In the new millenium, my ultramarathon cycling career will continue partly on a recumbent! My interest in these speed-machines dates back to 1997, when during my last quarter at Stanford University, I began designing a ‘bent of my very own. Unfortunately, I never finished that project. However, three years later, I have just building a recumbent based on George Reynold’s semi-low racer frame, the Reynolds Wishbone SWB (short wheelbase).
The advantages of a recumbent over a traditional upright bicycle include a more aerodynamic and comfortable riding position, arguably better safety, and typically higher attainable cruising speeds on flats and downhills. All of the human-powered land speed records have been achieved on recumbents. Their main Achilles Heel is climbing, although some riders, including famed Race Across America rider Pete Penseyres, claim that they are at least as fast on their recumbents as their upright bicycles up to grades of 10%.
Alas, after years of doing double centuries on my regular bike and recumbent, I cannot climb nearly as well on my ‘bent as on my “upright” road bike. Actually, on short and non-steep climbs, I climb about the same. In fact, on some rolling courses, I ascend faster on the recumbent just because the entry speed is higher from the downhill. For long or steep climbs, however, there is no doubt in my mind the recumbent is at a big disadvantage. See analysis below.
Comparison of Recumbent vs. Upright Bicycle
Below are excerpts from an email I wrote in March 2003 on this topic:
Thanks for your message. I have always meant to post something on my website about this topic, but it has been way down there on the to-do list. Anyhow, here’s my honest opinion, with some time comparisons for the same rides.
Let’s start out with the time comparisons.
- 1998 Solvang Double (Cannondale): 14:10
- 1999 Solvang Double (Cannondale): 14:26
- 2000 Solvang Double (Reynolds): 12:12 (my quickest double ever)
The Solvang is a flat/rolling course, with notoriously strong headwinds when riding northbound (which is like 33% of the time).
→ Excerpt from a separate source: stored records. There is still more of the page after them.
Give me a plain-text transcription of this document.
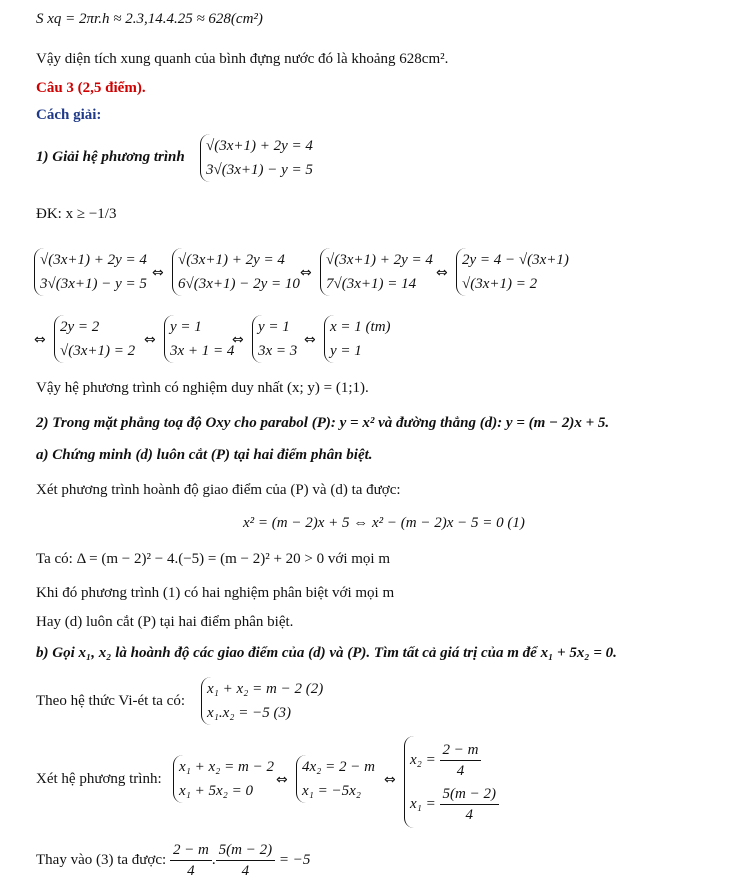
S xq = 2πr.h ≈ 2.3,14.4.25 ≈ 628(cm²)
Vậy diện tích xung quanh của bình đựng nước đó là khoảng 628cm².
Câu 3 (2,5 điểm).
Cách giải:
1) Giải hệ phương trình
√(3x+1) + 2y = 4
3√(3x+1) − y = 5
ĐK: x ≥ −1/3
√(3x+1) + 2y = 4
3√(3x+1) − y = 5
⇔
√(3x+1) + 2y = 4
6√(3x+1) − 2y = 10
⇔
√(3x+1) + 2y = 4
7√(3x+1) = 14
⇔
2y = 4 − √(3x+1)
√(3x+1) = 2
⇔
2y = 2
√(3x+1) = 2
⇔
y = 1
3x + 1 = 4
⇔
y = 1
3x = 3
⇔
x = 1 (tm)
y = 1
Vậy hệ phương trình có nghiệm duy nhất (x; y) = (1;1).
2) Trong mặt phẳng toạ độ Oxy cho parabol (P): y = x² và đường thẳng (d): y = (m − 2)x + 5.
a) Chứng minh (d) luôn cắt (P) tại hai điểm phân biệt.
Xét phương trình hoành độ giao điểm của (P) và (d) ta được:
x² = (m − 2)x + 5 ⇔ x² − (m − 2)x − 5 = 0 (1)
Ta có: Δ = (m − 2)² − 4.(−5) = (m − 2)² + 20 > 0 với mọi m
Khi đó phương trình (1) có hai nghiệm phân biệt với mọi m
Hay (d) luôn cắt (P) tại hai điểm phân biệt.
b) Gọi x₁, x₂ là hoành độ các giao điểm của (d) và (P). Tìm tất cả giá trị của m để x₁ + 5x₂ = 0.
Theo hệ thức Vi-ét ta có:
x₁ + x₂ = m − 2 (2)
x₁.x₂ = −5 (3)
Xét hệ phương trình:
x₁ + x₂ = m − 2
x₁ + 5x₂ = 0
⇔
4x₂ = 2 − m
x₁ = −5x₂
⇔
$x_2 = \frac{2 - m}{4}$
$x_1 = \frac{5(m - 2)}{4}$
Thay vào (3) ta được: $\frac{2 - m}{4}$ . $\frac{5(m - 2)}{4} = -5$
There is only one semi-long hill of maybe 15 minutes at the end. I definitely felt that the Reynolds was quicker on this course, though probably not as much as the time difference suggests. This is because I was so comfortable sitting on a “real” seat on the recumbent and stopped much less!
The next time comparison was the climb up Mt. Diablo in Northern California. It goes up 3800 feet in 11 miles—a 6.5% average grade.
- in the 1999 Devil Mountain Double (Cannondale): 1:25
- in the 2000 Devil Mountain Double (Reynolds): 1:35
So here the recumbent wasn’t TOO much slower, but it is definitely at a disadvantage on the climbs.
To illustrate, here is another example: the Knoxville Double, with >12,000 feet of climbing over 200 miles (320 km), and hills seemingly everywhere:
- 2000 Knoxville Double (Reynolds): 19:05 (stopped a lot due to riding with someone else)
- 2001 Knoxville Double (Reynolds): 17:35 (did not stop much)
- 2002 Knoxville Double (Cannondale): 14:12! (stopped about the same amount as in 2001 or maybe even more due to getting 4 flat tires)
I was in better shape in 2002 than in 2001, but any way you look at it, this ride pretty much conclusively made me concede that I prefer to do any ride with significant hills on my Cannondale.
Last example: the Death Valley Double (200 miles, 9000 feet of climbing, with most climbing concentrated in a 25-mile stretch):
- 1997 Death Valley Double (Cannondale): 15:30, after riding a 5:30 first 100 miles (fastest century ever)
- 2002 Death Valley Double (Reynolds): 15:25
This course features Salsberry Pass, which is 16 miles long, and took me two hours to climb the front side on the recumbent. and then one hour to climb back up the back side. The rest is flat with nothing exceeding, say, a 3% grade. I thought it would be a good recumbent course, and indeed, my time was fair (better than my 1997 time in fact, but in ’97 I had multiple flat tires plus an injured ankle, etc., in the second half), but after finishing the ride I really felt I would have been faster on my Cannondale. This is because I was so wasted after going up Salsberry Pass twice that my legs had nothing in them to take advantage of the flat course afterwards.
In conclusion, for a flat or rolling course and assuming no drafting, the recumbent is faster. But for a course with either long or steep hills, it’s slower than a diamond-frame bike because 1) you are always using the same set of muscles, whereas on a regular bike you can alternate between standing and sitting and give your muscles a break, and 2) at 26 pounds (fairly light for a recumbent), it’s about 6 pounds (2.7 kilograms) heavier.
The Reynolds Wishbone has a reputation for being a good climbing recumbent, so other recumbents might be even more disadvantaged on long climbs.